To avoid dumping too much Army on you at once, I present to you the ever so exciting...
Each Monday, you'll get a piece of my training experience: What I learned, how I feel about it and why I still like the Army after it all.
Today I'll share a bit about my experience at Annual Training which will be referred to from here on out as AT.
Let me start with this: Wisconsin is cold. It rained nearly the entire time we were there. If it wasn't raining, it was at least very gloomy We saw the sun maybe 3 or 4 days out of the 21 days that we were there. That meant that we always had to have on warming layers as well as our vests with our magazine pouches loaded down with blank ammo, carry our weapons around as well as wearing all these thick layers to keep us warm. It's uncomfortable. Almost as uncomfortable as that run-on sentence I just wrote...
We were off to a very poor start.
Although there were plenty of things to complain about, there were a few fantastic training opportunities that we were afforded. The first one we did was a humvee roll-over training. In this training, you get inside a humvee up on a machine, and they roll it around and teach you how to react when it happens. As the lightest one in my group, I was selected for the "gunner" position. Each person sits in a certain seat and has a job to do in the even of a roll-over.
The gunner's job is to drop down out of the turret (that's basically the gunner's hatch) and be held onto by the other passenger in the vehicle (the gunner doesn't have a seat belt.)Well, unfortunately, my fellow passengers were not all on the same page, and I sort of flew all over that damn humvee.

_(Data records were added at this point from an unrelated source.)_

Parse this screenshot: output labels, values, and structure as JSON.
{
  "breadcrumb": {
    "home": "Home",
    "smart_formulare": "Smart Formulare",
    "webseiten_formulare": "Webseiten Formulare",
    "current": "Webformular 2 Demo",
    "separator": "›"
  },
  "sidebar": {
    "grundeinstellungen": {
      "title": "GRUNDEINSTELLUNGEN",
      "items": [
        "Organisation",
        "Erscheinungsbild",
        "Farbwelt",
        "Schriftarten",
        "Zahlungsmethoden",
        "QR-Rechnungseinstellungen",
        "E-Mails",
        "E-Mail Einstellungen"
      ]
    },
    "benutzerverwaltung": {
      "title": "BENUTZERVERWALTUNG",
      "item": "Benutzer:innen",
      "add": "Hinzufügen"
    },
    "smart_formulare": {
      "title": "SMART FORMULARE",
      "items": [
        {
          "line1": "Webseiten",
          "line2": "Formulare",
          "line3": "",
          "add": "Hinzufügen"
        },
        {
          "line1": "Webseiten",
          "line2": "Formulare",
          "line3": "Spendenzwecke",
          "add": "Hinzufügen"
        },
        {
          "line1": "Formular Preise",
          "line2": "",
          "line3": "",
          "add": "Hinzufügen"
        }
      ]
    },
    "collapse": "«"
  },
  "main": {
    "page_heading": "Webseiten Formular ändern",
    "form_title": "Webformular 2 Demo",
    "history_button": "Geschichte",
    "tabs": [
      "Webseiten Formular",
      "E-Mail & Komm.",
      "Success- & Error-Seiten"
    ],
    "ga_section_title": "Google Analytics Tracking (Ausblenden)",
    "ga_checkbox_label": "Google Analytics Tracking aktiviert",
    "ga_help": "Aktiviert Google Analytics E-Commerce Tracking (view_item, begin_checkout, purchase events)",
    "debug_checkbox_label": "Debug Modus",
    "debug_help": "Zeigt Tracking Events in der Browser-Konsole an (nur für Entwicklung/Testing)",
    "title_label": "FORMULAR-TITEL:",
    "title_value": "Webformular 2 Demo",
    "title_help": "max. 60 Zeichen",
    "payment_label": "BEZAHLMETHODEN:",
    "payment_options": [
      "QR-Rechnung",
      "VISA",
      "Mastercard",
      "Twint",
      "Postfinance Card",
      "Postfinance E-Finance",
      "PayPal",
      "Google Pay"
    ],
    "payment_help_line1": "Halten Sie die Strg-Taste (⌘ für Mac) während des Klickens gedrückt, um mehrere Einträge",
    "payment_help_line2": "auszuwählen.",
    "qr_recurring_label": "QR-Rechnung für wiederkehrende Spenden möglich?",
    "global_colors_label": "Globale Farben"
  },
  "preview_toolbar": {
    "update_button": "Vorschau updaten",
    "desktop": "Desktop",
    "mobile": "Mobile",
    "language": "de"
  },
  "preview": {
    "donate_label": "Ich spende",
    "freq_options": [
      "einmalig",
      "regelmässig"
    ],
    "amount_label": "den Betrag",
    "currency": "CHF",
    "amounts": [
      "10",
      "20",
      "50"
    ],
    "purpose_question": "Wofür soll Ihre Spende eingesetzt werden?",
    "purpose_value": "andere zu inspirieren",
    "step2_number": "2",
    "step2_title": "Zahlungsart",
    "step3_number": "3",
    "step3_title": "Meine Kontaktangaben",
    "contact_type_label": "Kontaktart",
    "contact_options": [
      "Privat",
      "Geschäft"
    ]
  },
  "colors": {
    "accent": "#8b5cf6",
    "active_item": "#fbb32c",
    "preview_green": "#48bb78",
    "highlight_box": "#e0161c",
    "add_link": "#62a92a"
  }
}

It was so scary! All I could think to do was press my hands up against the turret and hope for the best. Everyone was shouting and there were little foam ammo cans rolling around and hitting me in the face...It was a crazy experience.

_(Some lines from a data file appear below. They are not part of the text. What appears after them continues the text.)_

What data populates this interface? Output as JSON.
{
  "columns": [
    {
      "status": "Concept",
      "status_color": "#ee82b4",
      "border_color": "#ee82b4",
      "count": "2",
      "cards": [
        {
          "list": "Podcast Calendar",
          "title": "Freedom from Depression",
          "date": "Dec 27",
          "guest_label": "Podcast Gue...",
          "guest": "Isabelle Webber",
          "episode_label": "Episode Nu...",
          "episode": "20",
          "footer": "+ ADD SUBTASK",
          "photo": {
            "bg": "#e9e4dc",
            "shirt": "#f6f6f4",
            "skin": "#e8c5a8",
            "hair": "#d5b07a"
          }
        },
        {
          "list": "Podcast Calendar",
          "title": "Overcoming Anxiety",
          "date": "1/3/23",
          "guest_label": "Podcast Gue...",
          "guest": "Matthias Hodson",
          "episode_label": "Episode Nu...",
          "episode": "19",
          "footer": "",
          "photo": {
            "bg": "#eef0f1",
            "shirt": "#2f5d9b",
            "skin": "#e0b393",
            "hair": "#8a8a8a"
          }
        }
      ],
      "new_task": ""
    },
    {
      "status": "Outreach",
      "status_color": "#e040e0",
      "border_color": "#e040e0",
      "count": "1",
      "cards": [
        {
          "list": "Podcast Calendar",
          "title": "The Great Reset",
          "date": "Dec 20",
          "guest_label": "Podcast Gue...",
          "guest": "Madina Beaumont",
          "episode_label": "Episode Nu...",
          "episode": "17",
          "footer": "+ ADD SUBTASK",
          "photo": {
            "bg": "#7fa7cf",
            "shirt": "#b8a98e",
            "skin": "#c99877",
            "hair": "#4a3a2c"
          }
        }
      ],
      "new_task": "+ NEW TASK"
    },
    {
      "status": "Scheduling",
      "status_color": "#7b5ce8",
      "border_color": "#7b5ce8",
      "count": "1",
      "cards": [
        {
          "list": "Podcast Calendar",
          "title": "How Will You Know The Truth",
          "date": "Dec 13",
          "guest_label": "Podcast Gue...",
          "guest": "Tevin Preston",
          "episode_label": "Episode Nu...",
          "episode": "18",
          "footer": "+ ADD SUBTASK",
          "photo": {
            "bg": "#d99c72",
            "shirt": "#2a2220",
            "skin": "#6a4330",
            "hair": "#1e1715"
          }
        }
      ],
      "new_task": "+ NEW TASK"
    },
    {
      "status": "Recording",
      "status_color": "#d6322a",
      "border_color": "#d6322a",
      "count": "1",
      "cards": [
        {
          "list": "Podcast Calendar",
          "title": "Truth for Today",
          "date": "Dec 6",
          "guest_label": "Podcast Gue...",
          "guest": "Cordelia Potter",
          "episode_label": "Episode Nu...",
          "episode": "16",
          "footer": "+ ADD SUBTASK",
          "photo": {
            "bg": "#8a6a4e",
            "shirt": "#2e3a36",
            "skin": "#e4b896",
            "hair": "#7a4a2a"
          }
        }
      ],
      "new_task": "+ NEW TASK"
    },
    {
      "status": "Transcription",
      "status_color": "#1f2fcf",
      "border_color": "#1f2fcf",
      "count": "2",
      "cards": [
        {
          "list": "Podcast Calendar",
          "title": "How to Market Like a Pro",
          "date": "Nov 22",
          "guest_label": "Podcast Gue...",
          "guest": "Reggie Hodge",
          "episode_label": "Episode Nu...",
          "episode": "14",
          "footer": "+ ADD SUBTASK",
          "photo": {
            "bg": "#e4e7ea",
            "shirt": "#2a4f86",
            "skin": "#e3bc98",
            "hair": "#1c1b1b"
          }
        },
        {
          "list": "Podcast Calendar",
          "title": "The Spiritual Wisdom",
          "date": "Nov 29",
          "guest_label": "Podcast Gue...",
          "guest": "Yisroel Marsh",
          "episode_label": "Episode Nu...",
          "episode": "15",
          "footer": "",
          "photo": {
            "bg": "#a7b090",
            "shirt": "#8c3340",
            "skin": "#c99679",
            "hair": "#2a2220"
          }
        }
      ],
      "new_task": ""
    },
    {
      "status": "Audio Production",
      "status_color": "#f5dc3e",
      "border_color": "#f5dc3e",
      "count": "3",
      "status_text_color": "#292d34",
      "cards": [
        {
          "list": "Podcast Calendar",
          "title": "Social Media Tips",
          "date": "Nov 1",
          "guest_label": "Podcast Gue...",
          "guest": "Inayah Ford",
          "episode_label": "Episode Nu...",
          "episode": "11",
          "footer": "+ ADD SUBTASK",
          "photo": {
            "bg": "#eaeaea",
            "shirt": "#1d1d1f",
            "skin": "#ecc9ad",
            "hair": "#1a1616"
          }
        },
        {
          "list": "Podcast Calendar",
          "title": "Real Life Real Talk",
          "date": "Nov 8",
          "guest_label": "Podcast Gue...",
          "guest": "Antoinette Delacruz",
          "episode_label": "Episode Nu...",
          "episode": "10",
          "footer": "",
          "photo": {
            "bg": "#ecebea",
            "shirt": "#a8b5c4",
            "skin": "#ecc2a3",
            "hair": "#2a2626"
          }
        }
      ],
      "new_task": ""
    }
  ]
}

Lucky for you, I found a video of the exact simulator. Take a look.
When we all climbed out, I realized that my face was kind of hurting. Well I hadn't realized it at the time, but I smacked my face on the only un-padded part of the turret. I walked away with a nasty bruise on my face that people commented on for about two weeks. Luckily, it's gone now, but it made my head hurt for days. I guess that's what I get for embracing the military version of a roller coaster...

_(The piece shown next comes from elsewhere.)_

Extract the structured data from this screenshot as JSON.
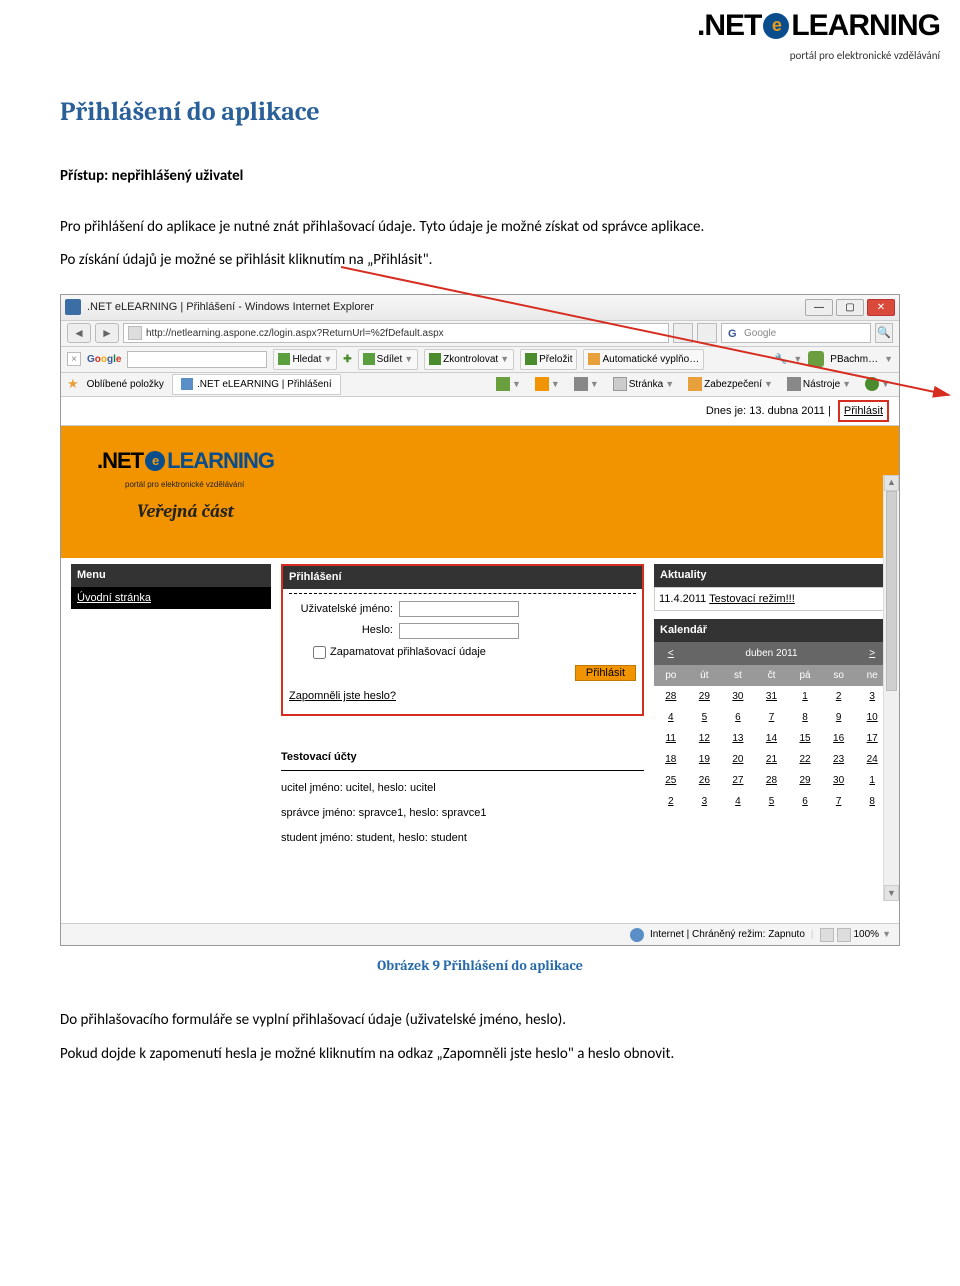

Check it out. See that dirt smudge? Not dirt. It also stretched a little and changed from purple to green to yellow.
It sucked wearing that bruise around for nearly two weeks, but I think I got some valuable training out of it. The Army can be frustrating and hard, but they sure let us do some cool shit every now and then. If you ever get the chance to try anything like this out, I suggest you go ahead and give it a shot.